4 sept. 2011

Lecciones del rugby

El próximo viernes comienza en Nueva Zelanda la sexta edición del Mundial de Rugby, deporte que aún posee una serie de valores ya olvidados en el fútbol. A su vez, hay cuestiones reglamentarias que el balompié bien podría emular para solucionar situaciones controvertidas.


Desde el próximo viernes 9 de septiembre y hasta el 23 de octubre se desarrollará en Nueva Zelanda la sexta Copa Mundial de Rugby, evento que contará con 20 selecciones y del que durante esta semana volveremos a referirnos.

El origen del rugby se desprende del fútbol. La historia oficial cuenta que en 1823, en medio de un partido de balompié, un estudiante inglés llamado William Webb Ellis tomó con sus manos el balón y arremetió contra sus rivales.

Placa conmemorativa de la acción de William Webb Ellis

Si bien los británicos reglamentaron ambos juegos y los difundieron por el mundo, la FIFA tomó una gran ventaja cuando apostó por la profesionalización y la organización de la primera cita mundialista en 1930. La IRB -Internacional Rugby Board- se mantuvo ‘amateur’ hasta que el negocio pudo más que el romanticismo (y el clasismo). Por ello el primer torneo ecuménico no se celebró hasta 1987.

“El fútbol es un deporte de caballeros practicado por ‘hooligans’, y el rugby es un deporte de hooligans practicado por caballeros”, es una de las frases más repetidas para distinguir a los dos deportes (y el fútbol americano es un deporte de ‘hooligans’ practicado por ‘hooligans’, se añadiría después).

Sin entrar en estériles comparaciones, puesto que se trata de dos magníficos espectáculos, en el juego de la pelota ovalada aún pueden encontrarse valores que ya se han perdido en el ultra-profesionalizado balompié actual, como el reverencial respeto a la figura arbitral.

Asimismo, hay aspectos reglamentarios que el fútbol bien podría emular para solucionar situaciones controvertidas, como es la aplicación del ‘video referee’ y también el tema de tirar el balón fuera cuando un jugador cae lesionado.

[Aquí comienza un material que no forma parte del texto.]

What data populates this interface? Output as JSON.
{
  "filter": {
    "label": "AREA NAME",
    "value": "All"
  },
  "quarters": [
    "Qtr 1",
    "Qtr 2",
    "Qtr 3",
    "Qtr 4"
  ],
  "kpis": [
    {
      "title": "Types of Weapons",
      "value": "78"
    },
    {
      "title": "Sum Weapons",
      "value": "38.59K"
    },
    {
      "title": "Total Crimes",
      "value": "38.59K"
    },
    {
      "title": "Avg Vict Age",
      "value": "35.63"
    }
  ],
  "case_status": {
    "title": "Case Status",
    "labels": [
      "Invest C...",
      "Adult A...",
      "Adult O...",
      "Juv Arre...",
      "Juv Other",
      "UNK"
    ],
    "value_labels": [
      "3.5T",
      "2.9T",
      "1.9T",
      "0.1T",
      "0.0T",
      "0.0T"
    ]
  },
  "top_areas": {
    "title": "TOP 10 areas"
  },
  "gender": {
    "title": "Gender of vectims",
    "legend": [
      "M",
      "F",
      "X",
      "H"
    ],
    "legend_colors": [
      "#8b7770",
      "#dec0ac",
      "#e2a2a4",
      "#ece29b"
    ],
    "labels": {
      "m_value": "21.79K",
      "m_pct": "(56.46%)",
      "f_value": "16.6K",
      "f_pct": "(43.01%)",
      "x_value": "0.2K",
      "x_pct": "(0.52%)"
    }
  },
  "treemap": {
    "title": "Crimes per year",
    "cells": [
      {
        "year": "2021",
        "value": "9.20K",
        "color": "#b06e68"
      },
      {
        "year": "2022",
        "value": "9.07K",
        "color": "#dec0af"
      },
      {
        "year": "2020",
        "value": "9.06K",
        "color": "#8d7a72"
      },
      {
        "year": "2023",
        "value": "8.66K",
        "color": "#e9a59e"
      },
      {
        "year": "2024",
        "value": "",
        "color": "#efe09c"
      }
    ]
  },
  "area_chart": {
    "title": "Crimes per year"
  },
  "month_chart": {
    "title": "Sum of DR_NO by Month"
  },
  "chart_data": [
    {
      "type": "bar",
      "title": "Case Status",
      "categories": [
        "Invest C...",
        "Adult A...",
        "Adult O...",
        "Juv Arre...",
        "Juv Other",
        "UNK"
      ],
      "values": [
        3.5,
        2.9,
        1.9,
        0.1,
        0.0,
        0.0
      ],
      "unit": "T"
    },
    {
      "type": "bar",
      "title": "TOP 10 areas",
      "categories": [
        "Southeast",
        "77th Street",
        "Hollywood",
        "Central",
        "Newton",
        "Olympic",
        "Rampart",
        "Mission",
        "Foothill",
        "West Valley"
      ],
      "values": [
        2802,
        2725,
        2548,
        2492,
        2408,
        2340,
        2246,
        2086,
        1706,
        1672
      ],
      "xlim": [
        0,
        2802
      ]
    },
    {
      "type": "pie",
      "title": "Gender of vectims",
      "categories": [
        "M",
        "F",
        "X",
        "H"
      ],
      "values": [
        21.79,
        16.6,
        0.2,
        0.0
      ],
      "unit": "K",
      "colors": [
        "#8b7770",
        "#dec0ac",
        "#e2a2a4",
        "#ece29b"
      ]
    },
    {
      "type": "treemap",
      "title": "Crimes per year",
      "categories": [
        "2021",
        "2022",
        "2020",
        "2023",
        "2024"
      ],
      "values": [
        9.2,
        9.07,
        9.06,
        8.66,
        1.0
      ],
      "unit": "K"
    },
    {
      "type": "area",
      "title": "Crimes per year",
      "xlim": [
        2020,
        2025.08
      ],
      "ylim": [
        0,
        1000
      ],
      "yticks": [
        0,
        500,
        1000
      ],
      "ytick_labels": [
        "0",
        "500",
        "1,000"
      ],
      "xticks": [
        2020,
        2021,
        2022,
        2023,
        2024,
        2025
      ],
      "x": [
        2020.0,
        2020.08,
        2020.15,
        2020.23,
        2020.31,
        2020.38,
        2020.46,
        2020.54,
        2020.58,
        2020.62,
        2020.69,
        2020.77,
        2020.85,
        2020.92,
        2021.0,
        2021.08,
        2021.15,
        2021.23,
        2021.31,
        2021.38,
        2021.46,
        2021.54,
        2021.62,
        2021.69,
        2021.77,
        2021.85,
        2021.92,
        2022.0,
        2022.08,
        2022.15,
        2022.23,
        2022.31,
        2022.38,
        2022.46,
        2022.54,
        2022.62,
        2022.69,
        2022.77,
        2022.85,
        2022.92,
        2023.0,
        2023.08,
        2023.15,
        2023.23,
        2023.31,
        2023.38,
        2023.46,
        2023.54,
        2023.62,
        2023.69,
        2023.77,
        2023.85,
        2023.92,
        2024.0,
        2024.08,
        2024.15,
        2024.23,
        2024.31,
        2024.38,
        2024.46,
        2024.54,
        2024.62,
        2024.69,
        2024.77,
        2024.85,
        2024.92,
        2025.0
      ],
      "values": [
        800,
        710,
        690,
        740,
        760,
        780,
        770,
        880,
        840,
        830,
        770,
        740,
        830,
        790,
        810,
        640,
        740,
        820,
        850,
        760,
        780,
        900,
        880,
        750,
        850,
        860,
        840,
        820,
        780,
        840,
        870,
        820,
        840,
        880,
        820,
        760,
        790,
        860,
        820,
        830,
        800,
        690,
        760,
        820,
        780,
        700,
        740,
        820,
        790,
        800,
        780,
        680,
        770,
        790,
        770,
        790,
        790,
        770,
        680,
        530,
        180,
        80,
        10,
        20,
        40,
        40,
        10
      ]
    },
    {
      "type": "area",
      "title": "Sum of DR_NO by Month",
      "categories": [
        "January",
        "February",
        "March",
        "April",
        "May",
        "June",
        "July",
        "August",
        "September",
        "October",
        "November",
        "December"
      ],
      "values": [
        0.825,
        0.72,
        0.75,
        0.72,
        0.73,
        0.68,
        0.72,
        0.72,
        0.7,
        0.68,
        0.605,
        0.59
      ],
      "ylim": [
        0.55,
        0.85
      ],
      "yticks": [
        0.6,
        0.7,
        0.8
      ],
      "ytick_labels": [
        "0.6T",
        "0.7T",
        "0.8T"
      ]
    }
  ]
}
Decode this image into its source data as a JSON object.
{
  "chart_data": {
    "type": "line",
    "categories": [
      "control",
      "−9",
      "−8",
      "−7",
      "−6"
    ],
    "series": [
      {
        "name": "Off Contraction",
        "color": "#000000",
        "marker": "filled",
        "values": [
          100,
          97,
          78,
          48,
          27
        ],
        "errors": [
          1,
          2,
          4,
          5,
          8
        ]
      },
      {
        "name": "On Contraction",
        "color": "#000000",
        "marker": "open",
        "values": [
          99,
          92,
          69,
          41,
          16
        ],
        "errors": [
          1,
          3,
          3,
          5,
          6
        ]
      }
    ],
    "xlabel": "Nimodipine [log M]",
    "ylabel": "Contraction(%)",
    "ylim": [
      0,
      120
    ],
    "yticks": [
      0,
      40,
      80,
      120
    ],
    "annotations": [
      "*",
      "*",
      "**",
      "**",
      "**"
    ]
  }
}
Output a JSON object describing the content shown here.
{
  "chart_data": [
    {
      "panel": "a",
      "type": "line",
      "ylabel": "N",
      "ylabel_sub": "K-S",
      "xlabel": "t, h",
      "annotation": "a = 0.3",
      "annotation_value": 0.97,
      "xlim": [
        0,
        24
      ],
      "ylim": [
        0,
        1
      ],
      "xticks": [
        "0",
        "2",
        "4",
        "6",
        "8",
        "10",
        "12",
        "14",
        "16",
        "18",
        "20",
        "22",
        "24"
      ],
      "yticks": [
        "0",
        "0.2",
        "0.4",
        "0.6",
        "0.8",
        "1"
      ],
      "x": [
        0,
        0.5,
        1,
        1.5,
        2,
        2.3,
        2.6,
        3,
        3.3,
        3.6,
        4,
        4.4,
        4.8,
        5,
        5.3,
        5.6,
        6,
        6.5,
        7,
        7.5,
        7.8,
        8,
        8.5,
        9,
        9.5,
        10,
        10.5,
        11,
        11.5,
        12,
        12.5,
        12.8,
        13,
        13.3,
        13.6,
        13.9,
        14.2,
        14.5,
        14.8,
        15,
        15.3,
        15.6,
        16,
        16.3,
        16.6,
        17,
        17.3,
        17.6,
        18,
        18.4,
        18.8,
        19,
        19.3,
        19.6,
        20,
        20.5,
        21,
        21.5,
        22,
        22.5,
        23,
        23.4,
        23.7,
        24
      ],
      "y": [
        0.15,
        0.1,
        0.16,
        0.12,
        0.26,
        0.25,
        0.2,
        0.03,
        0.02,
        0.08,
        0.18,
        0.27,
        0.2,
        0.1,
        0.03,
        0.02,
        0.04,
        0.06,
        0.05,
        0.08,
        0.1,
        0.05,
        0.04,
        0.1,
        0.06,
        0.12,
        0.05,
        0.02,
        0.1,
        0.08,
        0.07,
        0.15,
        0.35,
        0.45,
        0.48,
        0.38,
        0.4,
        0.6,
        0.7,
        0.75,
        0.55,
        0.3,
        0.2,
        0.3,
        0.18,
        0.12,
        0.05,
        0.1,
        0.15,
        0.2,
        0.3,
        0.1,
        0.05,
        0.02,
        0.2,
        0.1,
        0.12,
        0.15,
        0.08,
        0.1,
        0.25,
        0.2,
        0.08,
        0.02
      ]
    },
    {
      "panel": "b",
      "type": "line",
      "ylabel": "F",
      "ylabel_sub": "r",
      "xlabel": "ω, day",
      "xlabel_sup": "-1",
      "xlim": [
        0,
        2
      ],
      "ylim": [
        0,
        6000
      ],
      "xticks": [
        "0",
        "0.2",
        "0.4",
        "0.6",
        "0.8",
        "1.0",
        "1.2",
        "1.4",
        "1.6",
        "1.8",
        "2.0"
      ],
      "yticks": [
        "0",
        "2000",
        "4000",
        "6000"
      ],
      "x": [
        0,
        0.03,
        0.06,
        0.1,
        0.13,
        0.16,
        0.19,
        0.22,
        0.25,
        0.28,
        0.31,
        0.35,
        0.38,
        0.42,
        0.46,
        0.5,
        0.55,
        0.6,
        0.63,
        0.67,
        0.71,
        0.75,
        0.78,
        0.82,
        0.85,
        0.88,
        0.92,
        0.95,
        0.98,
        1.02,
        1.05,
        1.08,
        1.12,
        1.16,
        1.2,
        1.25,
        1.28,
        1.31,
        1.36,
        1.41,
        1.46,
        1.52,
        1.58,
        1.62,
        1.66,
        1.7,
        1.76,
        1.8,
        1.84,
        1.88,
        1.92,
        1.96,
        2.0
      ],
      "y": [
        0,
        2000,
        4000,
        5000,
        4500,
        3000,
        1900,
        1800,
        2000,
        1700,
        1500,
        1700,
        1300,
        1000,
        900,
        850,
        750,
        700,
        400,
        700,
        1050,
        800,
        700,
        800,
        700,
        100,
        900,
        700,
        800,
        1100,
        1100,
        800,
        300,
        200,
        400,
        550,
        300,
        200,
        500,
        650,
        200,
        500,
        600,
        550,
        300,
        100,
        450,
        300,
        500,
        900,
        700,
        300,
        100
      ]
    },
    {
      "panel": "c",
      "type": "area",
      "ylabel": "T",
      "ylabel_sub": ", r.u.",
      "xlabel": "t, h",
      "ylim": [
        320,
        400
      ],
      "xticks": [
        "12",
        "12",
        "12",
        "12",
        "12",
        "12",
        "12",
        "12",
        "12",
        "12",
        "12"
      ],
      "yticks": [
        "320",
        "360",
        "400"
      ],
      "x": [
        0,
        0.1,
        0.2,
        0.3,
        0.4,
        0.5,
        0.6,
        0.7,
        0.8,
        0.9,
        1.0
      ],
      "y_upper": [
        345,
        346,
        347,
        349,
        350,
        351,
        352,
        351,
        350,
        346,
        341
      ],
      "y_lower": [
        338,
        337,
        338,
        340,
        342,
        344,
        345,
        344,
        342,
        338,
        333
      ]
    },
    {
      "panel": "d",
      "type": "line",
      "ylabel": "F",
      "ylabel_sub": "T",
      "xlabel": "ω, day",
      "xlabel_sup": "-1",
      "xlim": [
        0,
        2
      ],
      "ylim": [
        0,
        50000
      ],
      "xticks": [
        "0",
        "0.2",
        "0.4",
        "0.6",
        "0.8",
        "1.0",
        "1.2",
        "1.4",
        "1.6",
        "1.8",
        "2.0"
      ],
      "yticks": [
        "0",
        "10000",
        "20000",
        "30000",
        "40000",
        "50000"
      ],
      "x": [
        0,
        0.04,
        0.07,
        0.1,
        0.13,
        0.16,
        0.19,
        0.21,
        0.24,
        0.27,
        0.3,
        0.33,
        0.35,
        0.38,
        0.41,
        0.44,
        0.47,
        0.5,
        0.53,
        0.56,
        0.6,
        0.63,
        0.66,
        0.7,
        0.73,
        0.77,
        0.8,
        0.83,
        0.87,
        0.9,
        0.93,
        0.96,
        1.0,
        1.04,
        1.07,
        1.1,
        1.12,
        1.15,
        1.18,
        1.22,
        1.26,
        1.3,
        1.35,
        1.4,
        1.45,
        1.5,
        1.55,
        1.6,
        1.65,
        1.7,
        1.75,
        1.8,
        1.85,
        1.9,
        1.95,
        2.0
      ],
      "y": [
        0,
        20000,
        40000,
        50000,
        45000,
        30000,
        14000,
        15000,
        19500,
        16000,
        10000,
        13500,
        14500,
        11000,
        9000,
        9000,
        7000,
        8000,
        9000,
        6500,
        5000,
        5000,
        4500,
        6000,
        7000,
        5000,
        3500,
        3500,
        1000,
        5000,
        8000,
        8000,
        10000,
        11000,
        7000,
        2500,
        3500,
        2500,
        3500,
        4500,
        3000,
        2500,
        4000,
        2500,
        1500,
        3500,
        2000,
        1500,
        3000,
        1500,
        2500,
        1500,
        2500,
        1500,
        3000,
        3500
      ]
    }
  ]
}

Sobre este último punto, como el reglamento del fútbol no contempla la interrupción automática del juego por esta causa, es el árbitro quien tiene la potestad para hacerlo. Por el contrario, en el juego de ‘la guinda’, cuando un rugbier cae al suelo la jugada sigue su curso, y es el personal médico de cada equipo quien tiene la facultad para ingresar al campo a asistir al lastimado. Es decir, entran las asistencias pero se sigue jugando, nadie saca ex profeso la pelota del terreno. Por eso no existen ‘desmayos’ cuando se gesta un contragolpe rival, como suele ocurrir en el fútbol y su frecuentemente mal interpretado ‘fair play’. De implementarse esta medida -que no costaría dinero- habría menos ‘vivos’ en el fútbol y más vivacidad en el juego.